Согласно такой теории, при возникновении кризиса и, соответственно, условий для возникновения нового качества, в русском варианте происходит столкновение полюсов, что означает или борьбу на уничтожение одного из них, или оборотную поляризацию антиномичного характера. Иными словами, речь идет о крайностях, о расколотости «русского». Раскол – классическое явление русской истории и культуры, и это понятие использовано А. С. Ахиезером для характеристики русской/российской культуры.

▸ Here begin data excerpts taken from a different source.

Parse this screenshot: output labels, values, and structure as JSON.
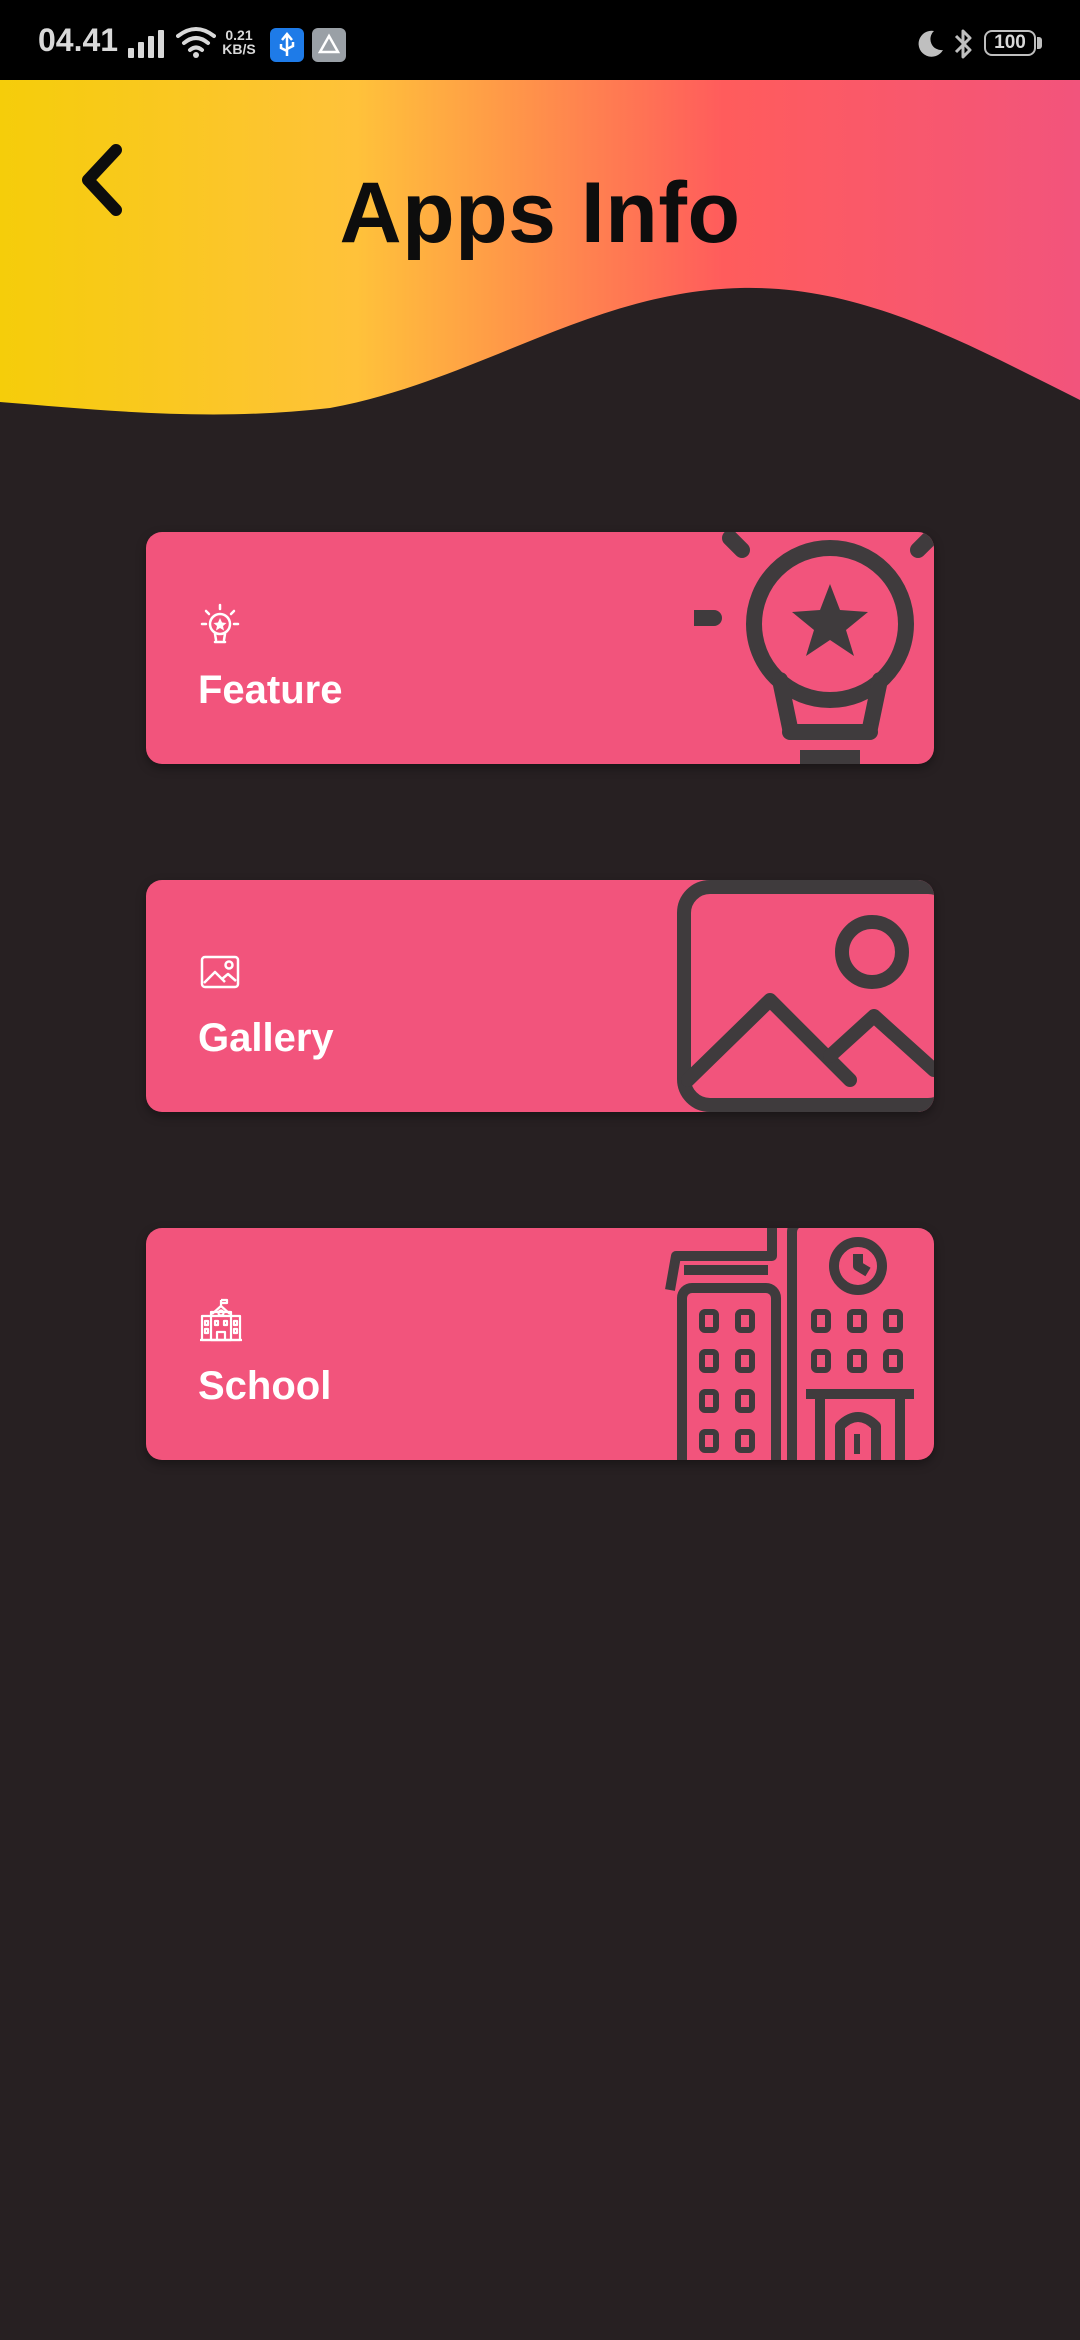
{
  "status_bar": {
    "time": "04.41",
    "speed_value": "0.21",
    "speed_unit": "KB/S",
    "battery": "100"
  },
  "header": {
    "title": "Apps Info",
    "back_icon": "chevron-left-icon",
    "gradient": [
      "#f5cd0a",
      "#ffc23a",
      "#ff5c5c",
      "#f2547c"
    ]
  },
  "cards": [
    {
      "label": "Feature",
      "icon": "lightbulb-star-icon"
    },
    {
      "label": "Gallery",
      "icon": "image-icon"
    },
    {
      "label": "School",
      "icon": "school-building-icon"
    }
  ],
  "colors": {
    "background": "#272022",
    "card": "#f2547c",
    "card_art": "#3f3b3d"
  }
}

Ю. М. Лотман считал, что специфическое порождение русской бинарности – «культурный катастрофизм», периодические «взрывы» культурного поля. Он писал, что в начале 1990-х годов, когда Россия вступила в полосу «перелома времен», достижение нового, «тернарного», варианта развития – насущная необходимость, и только в таком случае русская культура избежит крайностей и обретет эволюционный обновляющийся характер.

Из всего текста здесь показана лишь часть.